Throw in some Magna Carta intrigue and a wild, appropriately outrageous beachfront battle at the end, and you’ve got a big, exceedingly well-made film that looks fantastic and entertains with plenty of style.
Russell Crowe is really fantastic here, inspiring during big speeches and suitably reserved when quiet moments demand it. Between this and the excellent Master and Commander: The Far Side of the World, the Australian actor is doing England proud.
The movie also did nothing to abate the deep and mighty love I hold in my heart for Cate Blanchett, whose otherworldly beauty shines through Marian, no matter how plain they try to make her look.
William Hurt is also amazing as William Marshal, the 1st Earl of Pembroke, who served four kings and earned a reputation as the greatest knight who ever lived.

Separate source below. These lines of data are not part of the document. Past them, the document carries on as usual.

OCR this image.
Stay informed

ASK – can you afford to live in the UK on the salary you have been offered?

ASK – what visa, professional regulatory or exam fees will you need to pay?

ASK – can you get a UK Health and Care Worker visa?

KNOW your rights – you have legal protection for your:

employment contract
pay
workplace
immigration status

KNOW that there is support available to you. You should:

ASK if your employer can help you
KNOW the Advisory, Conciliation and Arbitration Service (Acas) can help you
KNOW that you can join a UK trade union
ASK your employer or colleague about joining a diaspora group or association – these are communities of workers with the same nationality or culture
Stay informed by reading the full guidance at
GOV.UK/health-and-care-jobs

Hurt’s performance will make you believe it, and he shares one of the film’s best and tensest scenes in a hallway with Strong.
If you’re looking for a Robin Hood movie where Robin and his Merry Men run around the woods and interfere with the best laid plains of the Sheriff of Nottingham, you won’t find it here. And I like that, because we’ve all seen that story. Robin Hood aims the arrows of its narrative at a more historical context while capably holding true to the heart of the legend we all recognize and love.